ATTENTION EVERYBODY! I AM GOD!

Yo where is everybody, I need to speak the them.

 

I know, I KNOW, it's been a while. If you just SHUT UP for a second I'll explain.

This is a university radio station website.

 

Now don't mention it again or I'll cut off your knees, scrape out the insides and make them into a brar. A British Braaahhhrrr.

So I gathered everyone here to learn and reflect about the time I TOOK HOME FOOD FROM REUBEN'S!!!YAAAAAH!!!!AND WE'RE NOT SUPPOSED TO!(I work there) YEEEEAAAAHHHH!!!

Isn't that bad ass!??? Employees are most definitely not allowed to take "product" home. ("Product"??? Pffffttt.) And I did it in on my 2nd week there(it was tonight!!! I work at Reuben's!).

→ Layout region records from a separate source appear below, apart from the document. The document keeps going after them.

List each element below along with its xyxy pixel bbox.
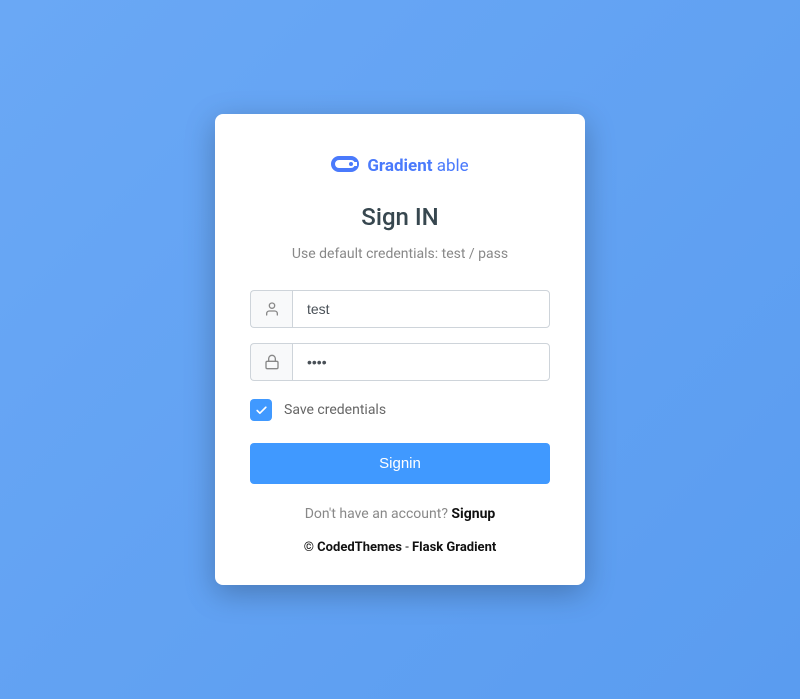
footer-copyright: ©	[304, 540, 317, 555]
user-icon	[250, 290, 292, 328]
password-input[interactable]	[292, 343, 550, 381]
signup-prompt-text: Don't have an account?	[305, 506, 452, 522]
username-input[interactable]	[292, 290, 550, 328]
logo-brand-bold: Gradient	[367, 156, 432, 176]
footer-link-codedthemes[interactable]: CodedThemes	[317, 540, 402, 555]
password-group	[250, 343, 550, 381]
logo-brand-light: able	[433, 156, 469, 176]
footer: © CodedThemes - Flask Gradient	[250, 540, 550, 555]
save-credentials-row: Save credentials	[250, 399, 550, 421]
logo-text: Gradient able	[367, 156, 468, 176]
signin-card: Gradient able Sign IN Use default creden…	[215, 114, 585, 585]
signin-button[interactable]: Signin	[250, 443, 550, 484]
logo-icon	[331, 154, 359, 178]
save-credentials-label: Save credentials	[284, 402, 386, 418]
username-group	[250, 290, 550, 328]
footer-link-flask-gradient[interactable]: Flask Gradient	[412, 540, 496, 555]
page-title: Sign IN	[250, 203, 550, 231]
save-credentials-checkbox[interactable]	[250, 399, 272, 421]
signup-link[interactable]: Signup	[451, 506, 495, 522]
lock-icon	[250, 343, 292, 381]
footer-separator: -	[402, 540, 412, 555]
signup-prompt: Don't have an account? Signup	[250, 506, 550, 522]
check-icon	[255, 404, 268, 417]
logo: Gradient able	[250, 154, 550, 178]
subtitle: Use default credentials: test / pass	[250, 246, 550, 262]
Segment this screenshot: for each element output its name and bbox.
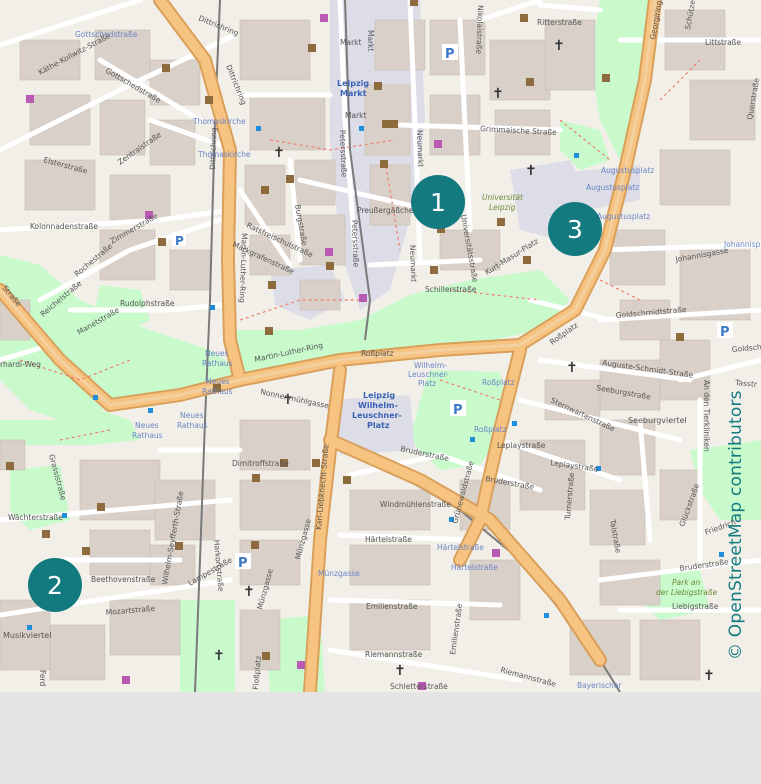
label-thomaskirche-2: Thomaskirche bbox=[197, 150, 251, 159]
label-petersstrasse-2: Petersstraße bbox=[350, 220, 361, 268]
label-emilienstrasse: Emilienstraße bbox=[366, 602, 418, 611]
label-wilhelm-leuschner: Wilhelm- bbox=[414, 361, 447, 370]
label-riemannstrasse: Riemannstraße bbox=[365, 650, 423, 659]
label-seeburgviertel: Seeburgviertel bbox=[628, 416, 687, 425]
label-augustusplatz: Augustusplatz bbox=[601, 166, 654, 175]
svg-text:✝: ✝ bbox=[273, 145, 285, 161]
label-kolonnadenstrasse: Kolonnadenstraße bbox=[30, 222, 98, 231]
map-marker-1[interactable]: 1 bbox=[411, 175, 465, 229]
label-neues-rathaus-3: Neues bbox=[206, 377, 230, 386]
label-big-leuschner: Leuschner- bbox=[352, 411, 402, 420]
label-big-wilhelm: Wilhelm- bbox=[358, 401, 398, 410]
label-hartelstrasse-2: Härtelstraße bbox=[437, 543, 484, 552]
label-markt-3: Markt bbox=[345, 111, 366, 120]
label-neues-rathaus-6: Rathaus bbox=[177, 421, 208, 430]
label-an-den-tierkliniken: An den Tierkliniken bbox=[702, 380, 711, 452]
svg-text:P: P bbox=[453, 403, 463, 418]
map-view[interactable]: P P P P P ✝ ✝ ✝ ✝ ✝ ✝ ✝ ✝ ✝ ✝ Gottscheds… bbox=[0, 0, 761, 692]
label-neues-rathaus-4: Rathaus bbox=[202, 387, 233, 396]
label-musikviertel: Musikviertel bbox=[3, 631, 51, 640]
label-neues-rathaus-8: Rathaus bbox=[132, 431, 163, 440]
label-johannisplatz: Johannisplatz bbox=[723, 240, 761, 249]
label-petersstrasse: Petersstraße bbox=[338, 130, 349, 178]
label-hartelstrasse-3: Härtelstraße bbox=[451, 563, 498, 572]
label-beethovenstrasse: Beethovenstraße bbox=[91, 575, 156, 584]
svg-text:✝: ✝ bbox=[703, 668, 715, 684]
label-ferd: Ferd bbox=[38, 670, 47, 686]
label-neues-rathaus-2: Rathaus bbox=[202, 359, 233, 368]
label-universitat: Universität bbox=[482, 193, 524, 202]
svg-text:✝: ✝ bbox=[525, 163, 537, 179]
label-ritterstrasse: Ritterstraße bbox=[537, 18, 582, 27]
label-wilhelm-leuschner-3: Platz bbox=[418, 379, 436, 388]
label-littstrasse: Littstraße bbox=[705, 38, 741, 47]
label-wachterstrasse: Wächterstraße bbox=[8, 513, 63, 522]
label-rossplatz-3: Roßplatz bbox=[482, 378, 515, 387]
label-nikolaistrasse: Nikolaistraße bbox=[474, 5, 485, 55]
svg-text:✝: ✝ bbox=[553, 38, 565, 54]
svg-text:✝: ✝ bbox=[243, 584, 255, 600]
label-neumarkt: Neumarkt bbox=[415, 130, 425, 168]
map-attribution[interactable]: © OpenStreetMap contributors bbox=[726, 390, 746, 660]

I know I've got HUGELY big balls!

Wanna know how I did it? I made a maaaad pizza for myself (red onions, tomatoes, red peppers, chicken and cheese, muthafuckaaah,) I cut it into 4, went in the back, ate 2 pieces and then wrapped the rest in wax paper. GANGSTA! And then, to get it out of the motherbase, I enfolded(yeah check that out) my work hat AROUND the wax paper pizza package and then smoothly EXITED the building!!! I should be aressted yo! I'm a theifer! Ballin' wit ma sneak ATTACK MUTHERPINEAPPLESANDWICH!!!

What shows what a punk I am is that I asked different guys in the kitchen about bringing food home, and not even 1 of them HINTED OR SWEETLY WHISPERED that I could sneak some eats out. And these are chill guys who don't give a DIP about chips.

Imma eat those slices of pizza now, personal sex slave.